For all its bluntness, nothing like ‘The Public-Use Observatory’ exists elsewhere in the world. Its accuracy and sheer invincibility make it the subject of papers in circles both cosmological and architectural. It is a private property and the little necessary maintenance is arranged by an anonymous patron. The only acknowledgement or dedication to be found is inscribed on the ground near the entryway. It says: ‘THIS IS IT.’’
A confession, reader:
‘I’ve been writing the entries as far back as August.”
Not much difference.
Alice guides me now, Shitholes re-writing itself or falling apart in the bottom of my pack. Her pick in the speedometer takes me to ‘The Public-Use Observatory’ and I follow, feeling freer for putting myself in her command.
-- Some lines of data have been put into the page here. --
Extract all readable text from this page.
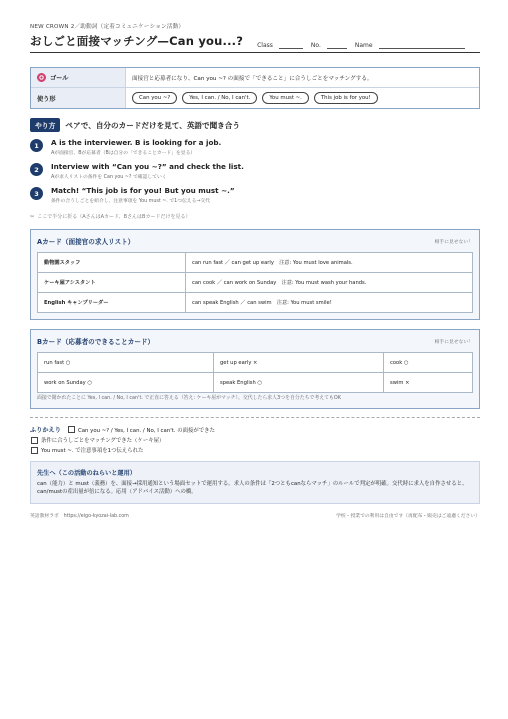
NEW CROWN 2／助動詞（定着コミュニケーション活動）
おしごと面接マッチング—Can you...? Class	No.	Name
ゴール	面接官と応募者になり、Can you ~? の面接で「できること」に合うしごとをマッチングする。
使う形	Can you ~?	Yes, I can. / No, I can't.	You must ~.	This job is for you!
やり方	ペアで、自分のカードだけを見て、英語で聞き合う
1	A is the interviewer. B is looking for a job.
Aが面接官、Bが応募者（Bは自分の「できることカード」を見る）
2	Interview with “Can you ~?” and check the list.
Aが求人リストの条件を Can you ~? で確認していく
3	Match! “This job is for you! But you must ~.”
条件の合うしごとを紹介し、注意事項を You must ~. で1つ伝える→交代
✂ ここで半分に折る（AさんはAカード、BさんはBカードだけを見る）
Aカード（面接官の求人リスト）	相手に見せない！
動物園スタッフ	can run fast ／ can get up early　注意: You must love animals.
ケーキ屋アシスタント	can cook ／ can work on Sunday　注意: You must wash your hands.
English キャンプリーダー	can speak English ／ can swim　注意: You must smile!
Bカード（応募者のできることカード）	相手に見せない！
run fast ○	get up early ×	cook ○
work on Sunday ○	speak English ○	swim ×
面接で聞かれたことに Yes, I can. / No, I can't. で正直に答える（答え: ケーキ屋がマッチ）。交代したら求人3つを自分たちで考えてもOK
ふりかえり	Can you ~? / Yes, I can. / No, I can't. の面接ができた
条件に合うしごとをマッチングできた（ケーキ屋）
You must ~. で注意事項を1つ伝えられた
先生へ（この活動のねらいと運用）
can（能力）と must（義務）を、面接→採用通知という場面セットで運用する。求人の条件は「2つともcanならマッチ」のルールで判定が明確。交代時に求人を自作させると、can/mustの産出量が倍になる。応用（アドバイス活動）への橋。
英語教材ラボ　https://eigo-kyozai-lab.com	学校・授業での利用は自由です（再配布・販売はご遠慮ください）
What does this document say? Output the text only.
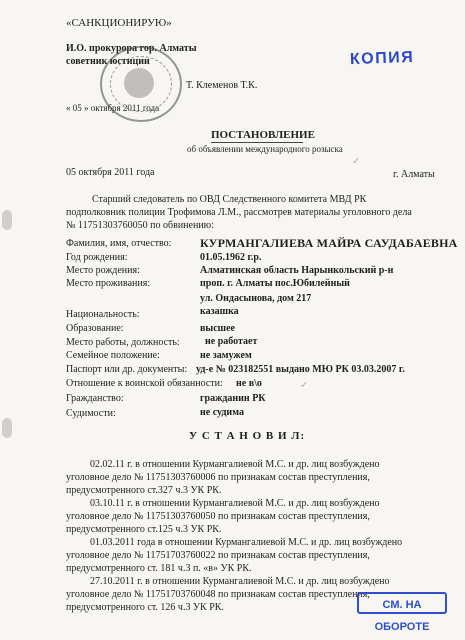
«САНКЦИОНИРУЮ»
И.О. прокурора гор. Алматы
советник юстиции
Т. Клеменов Т.К.
« 05 » октября 2011 года
КОПИЯ
ПОСТАНОВЛЕНИЕ
об объявлении международного розыска
05 октября 2011 года	г. Алматы
Старший следователь по ОВД Следственного комитета МВД РК
подполковник полиции Трофимова Л.М., рассмотрев материалы уголовного дела
№ 11751303760050 по обвинению:
Фамилия, имя, отчество: КУРМАНГАЛИЕВА МАЙРА САУДАБАЕВНА
Год рождения:	01.05.1962 г.р.
Место рождения:	Алматинская область Нарынкольский р-н
Место проживания:	проп. г. Алматы пос.Юбилейный
ул. Ондасынова, дом 217
Национальность:	казашка
Образование:	высшее
Место работы, должность:	не работает
Семейное положение:	не замужем
Паспорт или др. документы: уд-е № 023182551 выдано МЮ РК 03.03.2007 г.
Отношение к воинской обязанности: не в\о
Гражданство:	гражданин РК
Судимости:	не судима
✓
✓
У С Т А Н О В И Л:
02.02.11 г. в отношении Курмангалиевой М.С. и др. лиц возбуждено
уголовное дело № 11751303760006 по признакам состав преступления,
предусмотренного ст.327 ч.3 УК РК.
03.10.11 г. в отношении Курмангалиевой М.С. и др. лиц возбуждено
уголовное дело № 11751303760050 по признакам состав преступления,
предусмотренного ст.125 ч.3 УК РК.
01.03.2011 года в отношении Курмангалиевой М.С. и др. лиц возбуждено
уголовное дело № 11751703760022 по признакам состав преступления,
предусмотренного ст. 181 ч.3 п. «в» УК РК.
27.10.2011 г. в отношении Курмангалиевой М.С. и др. лиц возбуждено
уголовное дело № 11751703760048 по признакам состав преступления,
предусмотренного ст. 126 ч.3 УК РК.	СМ. НА ОБОРОТЕ
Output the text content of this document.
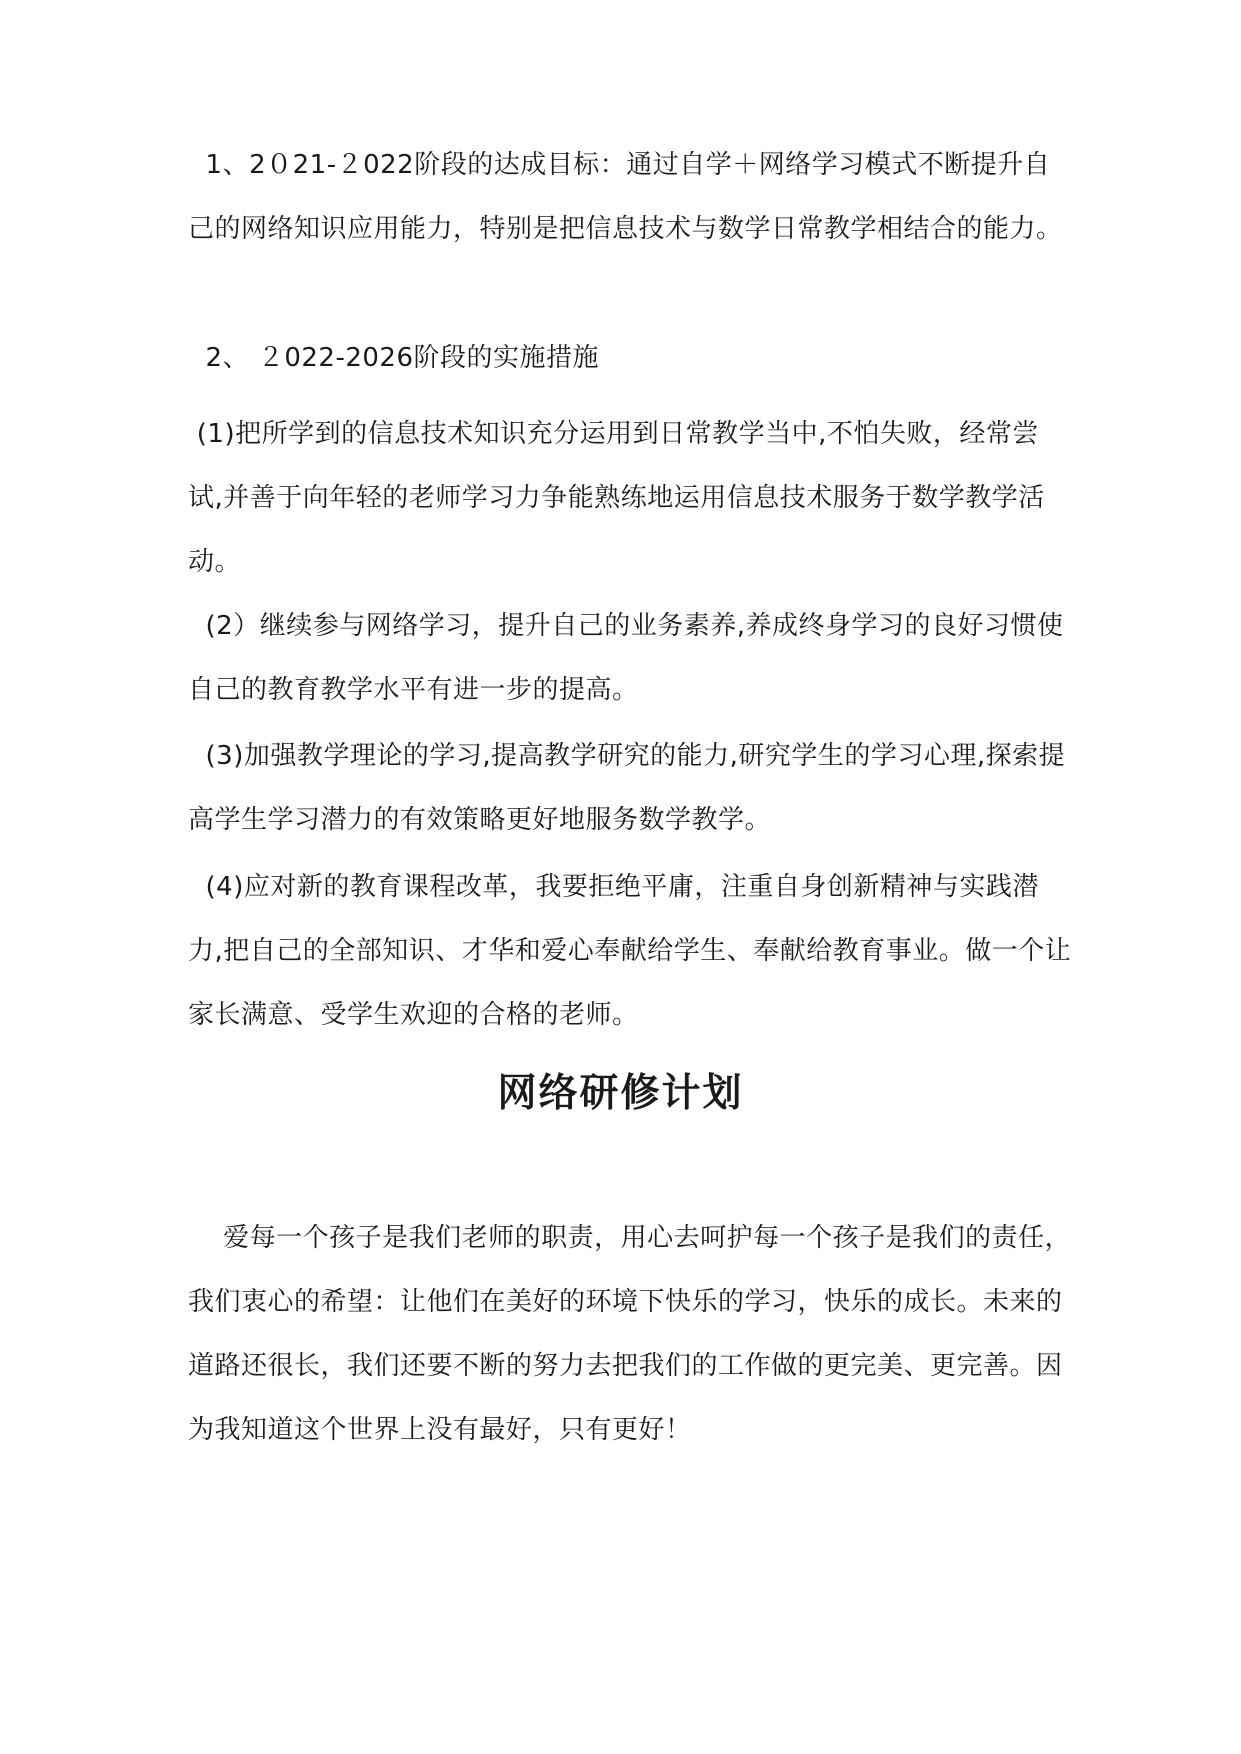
1、2０21-２022阶段的达成目标：通过自学＋网络学习模式不断提升自己的网络知识应用能力，特别是把信息技术与数学日常教学相结合的能力。
2、 ２022-2026阶段的实施措施
(1)把所学到的信息技术知识充分运用到日常教学当中,不怕失败，经常尝试,并善于向年轻的老师学习力争能熟练地运用信息技术服务于数学教学活动。
(2）继续参与网络学习，提升自己的业务素养,养成终身学习的良好习惯使自己的教育教学水平有进一步的提高。
(3)加强教学理论的学习,提高教学研究的能力,研究学生的学习心理,探索提高学生学习潜力的有效策略更好地服务数学教学。
(4)应对新的教育课程改革，我要拒绝平庸，注重自身创新精神与实践潜力,把自己的全部知识、才华和爱心奉献给学生、奉献给教育事业。做一个让家长满意、受学生欢迎的合格的老师。
网络研修计划
爱每一个孩子是我们老师的职责，用心去呵护每一个孩子是我们的责任，我们衷心的希望：让他们在美好的环境下快乐的学习，快乐的成长。未来的道路还很长，我们还要不断的努力去把我们的工作做的更完美、更完善。因为我知道这个世界上没有最好，只有更好！
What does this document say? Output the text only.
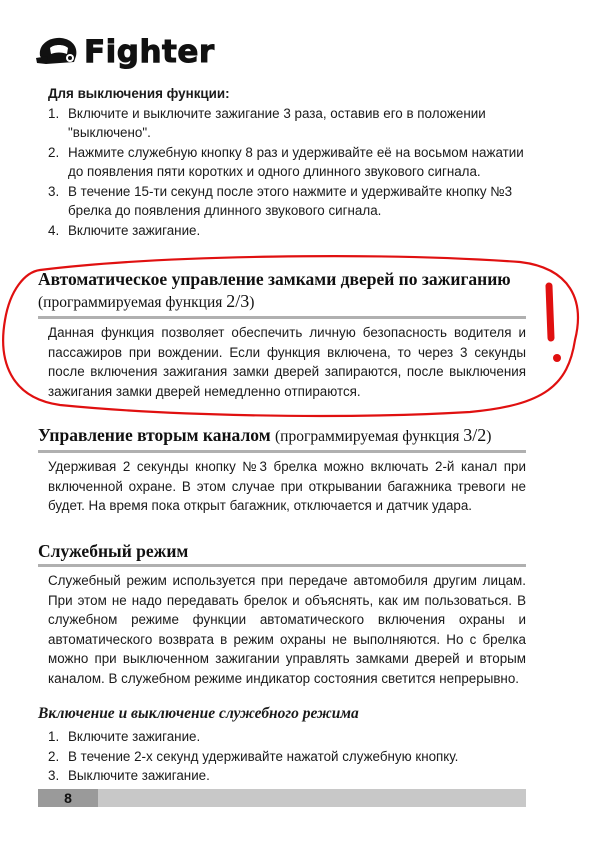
Fighter
Для выключения функции:
1. Включите и выключите зажигание 3 раза, оставив его в положении "выключено".
2. Нажмите служебную кнопку 8 раз и удерживайте её на восьмом нажатии до появления пяти коротких и одного длинного звукового сигнала.
3. В течение 15-ти секунд после этого нажмите и удерживайте кнопку №3 брелка до появления длинного звукового сигнала.
4. Включите зажигание.
Автоматическое управление замками дверей по зажиганию
(программируемая функция 2/3)
Данная функция позволяет обеспечить личную безопасность водителя и пассажиров при вождении. Если функция включена, то через 3 секунды после включения зажигания замки дверей запираются, после выключения зажигания замки дверей немедленно отпираются.
Управление вторым каналом (программируемая функция 3/2)
Удерживая 2 секунды кнопку №3 брелка можно включать 2-й канал при включенной охране. В этом случае при открывании багажника тревоги не будет. На время пока открыт багажник, отключается и датчик удара.
Служебный режим
Служебный режим используется при передаче автомобиля другим лицам. При этом не надо передавать брелок и объяснять, как им пользоваться. В служебном режиме функции автоматического включения охраны и автоматического возврата в режим охраны не выполняются. Но с брелка можно при выключенном зажигании управлять замками дверей и вторым каналом. В служебном режиме индикатор состояния светится непрерывно.
Включение и выключение служебного режима
1. Включите зажигание.
2. В течение 2-х секунд удерживайте нажатой служебную кнопку.
3. Выключите зажигание.
8
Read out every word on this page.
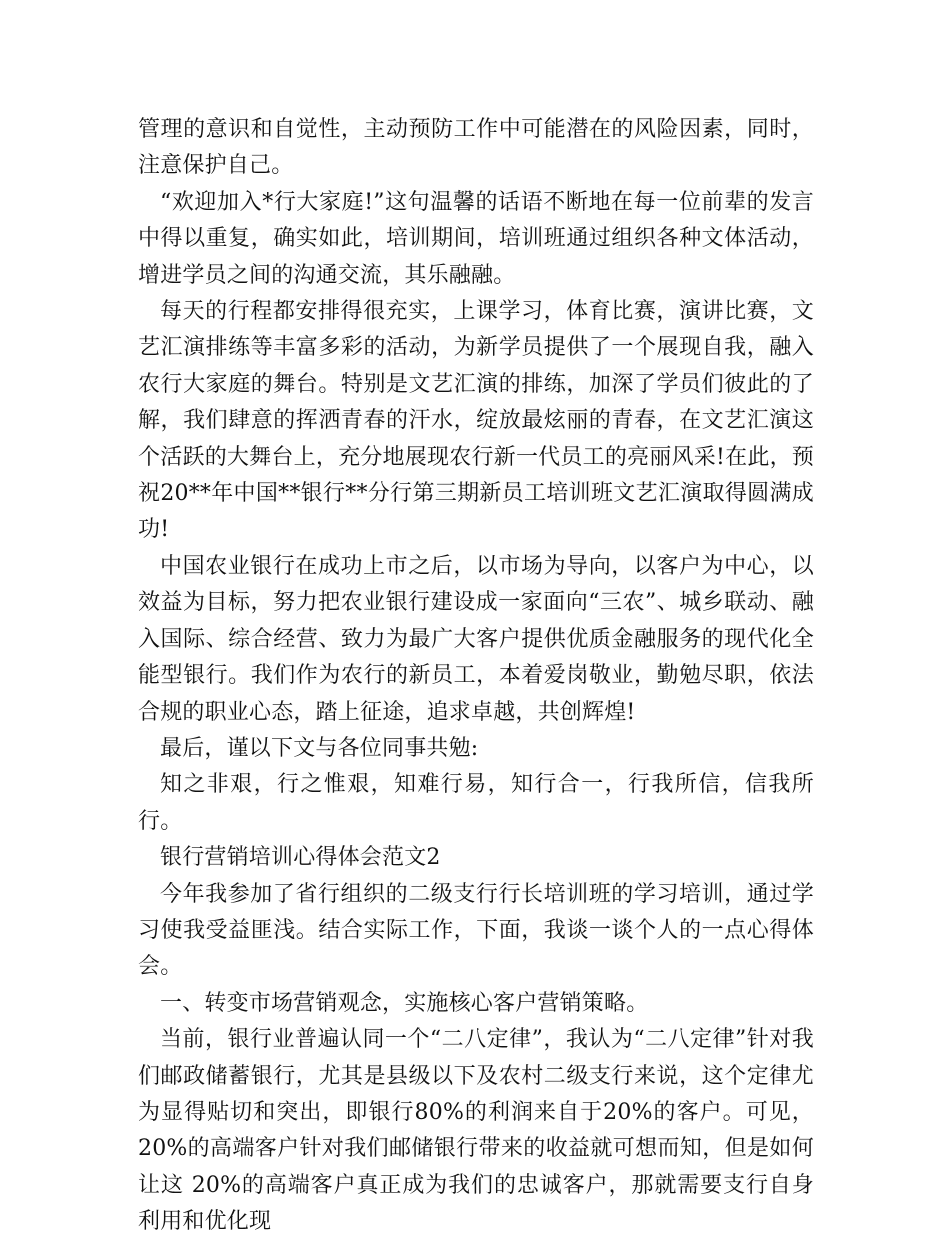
管理的意识和自觉性，主动预防工作中可能潜在的风险因素，同时，注意保护自己。

“欢迎加入*行大家庭!”这句温馨的话语不断地在每一位前辈的发言中得以重复，确实如此，培训期间，培训班通过组织各种文体活动，增进学员之间的沟通交流，其乐融融。

每天的行程都安排得很充实，上课学习，体育比赛，演讲比赛，文艺汇演排练等丰富多彩的活动，为新学员提供了一个展现自我，融入农行大家庭的舞台。特别是文艺汇演的排练，加深了学员们彼此的了解，我们肆意的挥洒青春的汗水，绽放最炫丽的青春，在文艺汇演这个活跃的大舞台上，充分地展现农行新一代员工的亮丽风采!在此，预祝20**年中国**银行**分行第三期新员工培训班文艺汇演取得圆满成功!

中国农业银行在成功上市之后，以市场为导向，以客户为中心，以效益为目标，努力把农业银行建设成一家面向“三农”、城乡联动、融入国际、综合经营、致力为最广大客户提供优质金融服务的现代化全能型银行。我们作为农行的新员工，本着爱岗敬业，勤勉尽职，依法合规的职业心态，踏上征途，追求卓越，共创辉煌!

最后，谨以下文与各位同事共勉:

知之非艰，行之惟艰，知难行易，知行合一，行我所信，信我所行。

银行营销培训心得体会范文2

今年我参加了省行组织的二级支行行长培训班的学习培训，通过学习使我受益匪浅。结合实际工作，下面，我谈一谈个人的一点心得体会。

一、转变市场营销观念，实施核心客户营销策略。

当前，银行业普遍认同一个“二八定律”，我认为“二八定律”针对我们邮政储蓄银行，尤其是县级以下及农村二级支行来说，这个定律尤为显得贴切和突出，即银行80%的利润来自于20%的客户。可见，20%的高端客户针对我们邮储银行带来的收益就可想而知，但是如何让这 20%的高端客户真正成为我们的忠诚客户，那就需要支行自身利用和优化现
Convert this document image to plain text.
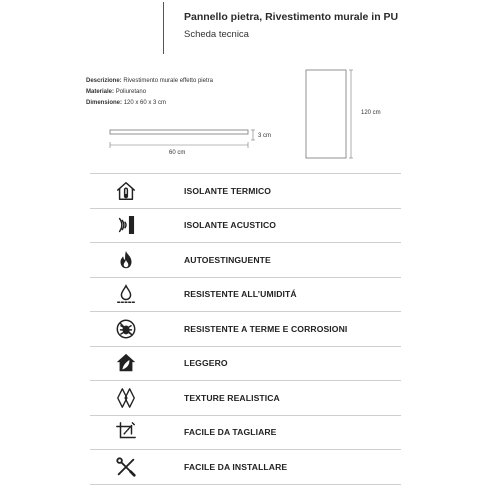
Pannello pietra, Rivestimento murale in PU
Scheda tecnica
Descrizione: Rivestimento murale effetto pietra
Materiale: Poliuretano
Dimensione: 120 x 60 x 3 cm
3 cm
60 cm
120 cm
ISOLANTE TERMICO
ISOLANTE ACUSTICO
AUTOESTINGUENTE
RESISTENTE ALL’UMIDITÁ
RESISTENTE A TERME E CORROSIONI
LEGGERO
TEXTURE REALISTICA
FACILE DA TAGLIARE
FACILE DA INSTALLARE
She, in turn, has become a gracious navigator, no longer pointing generally but signaling turns and off-ramps and reminding me to stop when my eyes are blurring with the length of the road.
There is a moment’s hesitation in the hand of the boothman when we turn into ‘The Observatory’ and I wonder if he reads my constellation blindness and pities me for trying. Absurd, yes. I can see the stars as well as anyone. For all the man knows I could be in the game for any celestial body. The gates raises, eventually, and I park. I stretch my fingers and examine my palms.
On the right, Orion in blue pen.
On the left, the Big Dipper in red.
“Foolproof,” said a friendly woman in a café, “These two are the easiest to see.”
That was months ago and I’ve gone over the little dots each night to preserve them, to memorize them, and, on a superstitious level, to encourage them to seep into my skin. People have recognized the patterns since and that’s only served to bolster me. I, a vampire of self-regard, steal into the night with their encouragements.
‘The Public-Use Observatory’ is a cold, echoing place, largely windowless and seemingly devoid of life. The caged lights in the mezzanine make the various informational signs difficult to read, but I learn from them the necessary crank rotations for aiming at and focusing on the foolproof constellations. Armed with this knowledge (having literally penned the coordinates on my wrists), I climb the stairs to the telescope and fail for an hour to see anything but the familiar pin-prick chaos of our universe.
A dab of hand-sanitizer does away with the scribbles on my palms, making a purple mess of my fingers. I pull a sheet of paper from the ground to wipe my hands- a tattered sign that lost its grip on the door.